Há, depois, um defeito de ordem estrutural. Na sociedade em que estamos passando a viver - movida a velocidade, a informações, a imagens, a reviravoltas surpreendentes, a fluxos pouco controláveis -, as instituições flutuam, sofrem para balizar as condutas individuais, os relacionamentos, a dinâmica econômico-financeira, as relações com a natureza, e assim por diante. Os indivíduos estão obrigados a ser 'soberanos', ainda que não estejam propriamente emancipados. Recebem poucas orientações de sentido provenientes do social, que a eles aparece como palco de um drama sem roteiro. As pessoas precisam e querem se mexer, circular, fazer coisas, dizer o que pensam e batalhar pelo que acham ser certo. Freqüentam sempre mais o ciberespaço, interagem à distância, precisam se expor e decidir. Mesmo que esse 'estilo' de vida inclua proporcionalmente pouca gente, a dinâmica por ele gerada influencia tudo. Sobra menos tempo, menos energia e menos condições materiais para que criem e se cuide de instituições. As pessoas 'escapam' das instituições.

Tudo isso traz muitas vantagens, mas também cria inúmeros problemas.

Não é por outro motivo que as instituições representativas têm menos prestígio que a idéia e as experiências de participação. No mundo social fragmentado, individualizado e meio fora de controle em que se vive, é muito mais lógico participar e defender interesses do que se fazer representar. A vontade de participar - de 'agir', de se 'movimentar' - tem a cara da modernidade turbinada dos dias atuais.

É precisamente por isso que a escolha de bons governantes e de bons parlamentares tem importância estratégica. Se vacilarem nessa área, os cidadãos correrão riscos enormes de ver a cena pública - aquela em que existem como cidadãos - ser desqualificada ainda mais. Se a situação está ruim com os políticos, dá para imaginar como ficaria sem eles, ou com um amontoado bizarro deles.

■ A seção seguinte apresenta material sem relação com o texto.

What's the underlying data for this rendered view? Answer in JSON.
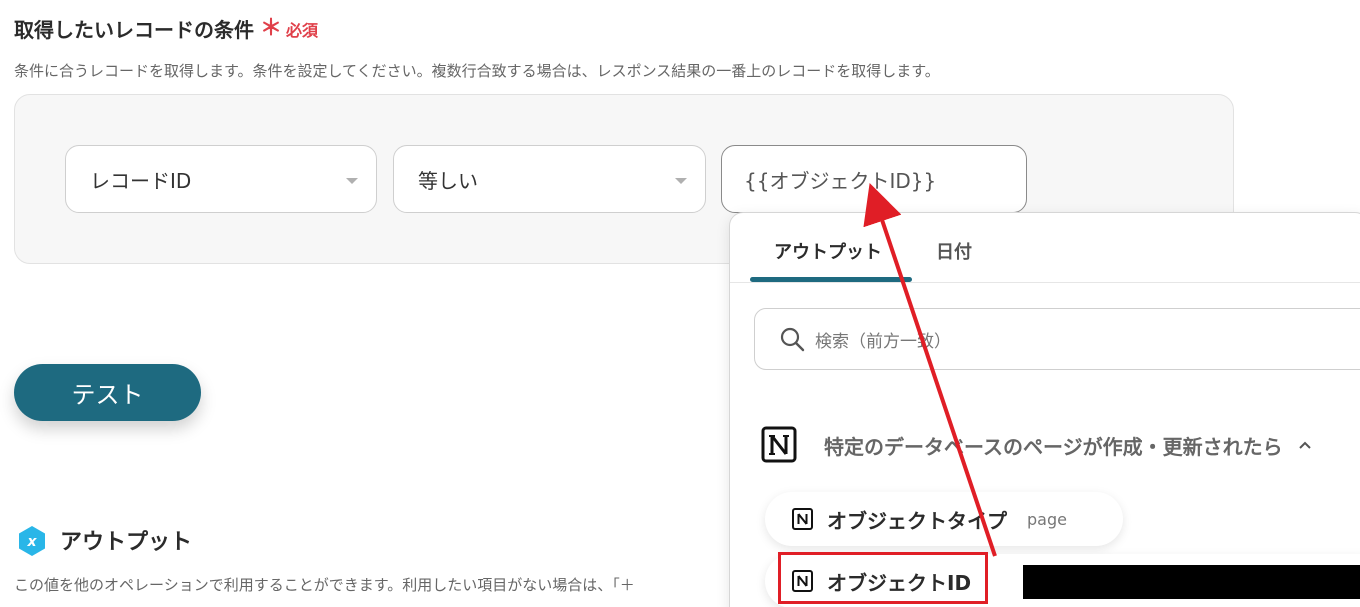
{
  "section": {
    "title": "取得したいレコードの条件",
    "required_mark": "＊",
    "required_label": "必須",
    "description": "条件に合うレコードを取得します。条件を設定してください。複数行合致する場合は、レスポンス結果の一番上のレコードを取得します。"
  },
  "condition": {
    "field": "レコードID",
    "operator": "等しい",
    "value": "{{オブジェクトID}}"
  },
  "test_button": "テスト",
  "output": {
    "title": "アウトプット",
    "description": "この値を他のオペレーションで利用することができます。利用したい項目がない場合は、「＋"
  },
  "panel": {
    "tabs": [
      {
        "label": "アウトプット",
        "active": true
      },
      {
        "label": "日付",
        "active": false
      }
    ],
    "search_placeholder": "検索（前方一致）",
    "trigger_title": "特定のデータベースのページが作成・更新されたら",
    "items": [
      {
        "label": "オブジェクトタイプ",
        "value": "page"
      },
      {
        "label": "オブジェクトID",
        "value": ""
      }
    ]
  },
  "colors": {
    "accent": "#1e6a80",
    "required": "#e0404a",
    "annotation": "#e01e26"
  }
}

Devemos torcer e brigar para que a representação melhore, para que o voto seja valorizado, para que os legisladores, os dirigentes e as elites intelectuais abram com seriedade e criatividade a discussão sobre a reforma política, saindo do mantra monótono que nos embala, mas também devemos aprender a viver num mundo de instituições mais leves e menos impositivas. Daqui para a frente, teremos de reconstruir as instituições existentes - do Estado à família e à escola - a partir de critérios mais democráticos, abertos e dinâmicos.

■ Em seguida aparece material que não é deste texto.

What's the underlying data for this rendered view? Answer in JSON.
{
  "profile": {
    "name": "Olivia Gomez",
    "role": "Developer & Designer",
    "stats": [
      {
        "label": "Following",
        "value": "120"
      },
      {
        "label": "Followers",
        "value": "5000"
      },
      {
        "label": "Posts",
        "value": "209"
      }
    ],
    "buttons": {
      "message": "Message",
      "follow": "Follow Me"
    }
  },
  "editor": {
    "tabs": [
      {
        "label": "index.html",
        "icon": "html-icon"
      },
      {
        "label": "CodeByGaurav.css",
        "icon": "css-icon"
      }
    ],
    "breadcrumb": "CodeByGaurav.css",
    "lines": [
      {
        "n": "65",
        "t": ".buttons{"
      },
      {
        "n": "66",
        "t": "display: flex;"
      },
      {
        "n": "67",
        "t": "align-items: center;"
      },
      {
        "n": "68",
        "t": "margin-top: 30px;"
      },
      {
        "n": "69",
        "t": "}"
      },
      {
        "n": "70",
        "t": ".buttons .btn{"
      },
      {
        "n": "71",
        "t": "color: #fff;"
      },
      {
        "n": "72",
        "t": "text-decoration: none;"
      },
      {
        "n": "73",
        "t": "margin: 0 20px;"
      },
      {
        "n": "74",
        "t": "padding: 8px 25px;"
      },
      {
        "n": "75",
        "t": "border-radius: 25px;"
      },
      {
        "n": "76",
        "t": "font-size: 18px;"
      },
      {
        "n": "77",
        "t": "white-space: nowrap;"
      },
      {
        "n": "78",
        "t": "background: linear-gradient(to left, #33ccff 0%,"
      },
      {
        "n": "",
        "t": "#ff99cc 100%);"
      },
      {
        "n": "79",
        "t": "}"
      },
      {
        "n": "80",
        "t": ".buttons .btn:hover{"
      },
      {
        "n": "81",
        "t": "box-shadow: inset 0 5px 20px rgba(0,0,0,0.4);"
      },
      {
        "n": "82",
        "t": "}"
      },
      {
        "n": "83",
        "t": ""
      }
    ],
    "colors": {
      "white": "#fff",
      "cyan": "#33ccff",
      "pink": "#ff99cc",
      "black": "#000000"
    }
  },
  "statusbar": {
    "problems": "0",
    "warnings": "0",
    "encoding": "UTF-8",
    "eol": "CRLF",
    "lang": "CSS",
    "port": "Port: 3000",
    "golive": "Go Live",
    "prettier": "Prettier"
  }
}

É na estrada da participação que estão as maiores esperanças de recomposição social e recuperação da política. Se a vontade de participar for devidamente politizada - isto é, se a luta em defesa de direitos e a disposição participativa das pessoas forem vinculadas a um desenho de vida coletiva -, isso não somente dará corpo e consistência à democracia, como também 'regenerará' a representação. Teremos de experimentar sucessivas reformas políticas, que ajustem e remodelem as instituições políticas, tornando-as mais coerentes, mais eficazes e mais dialógicas com a vida real do século 21, mas teremos de nos dedicar especialmente a abrir mais espaços para a projeção das pessoas na política. Como fazer isso de modo organizado e produtivo é algo que ainda não se sabe, mas sabemos que será preciso caminhar nessa direção.

Precisamos, em suma, de mais 'política dos cidadãos' e menos 'política dos políticos'. Ou seja, precisamos de políticos e de cidadãos em doses equilibradas, definidas a partir de critérios que façam com que os políticos estejam efetivamente a serviço dos cidadãos e sejam por eles controlados.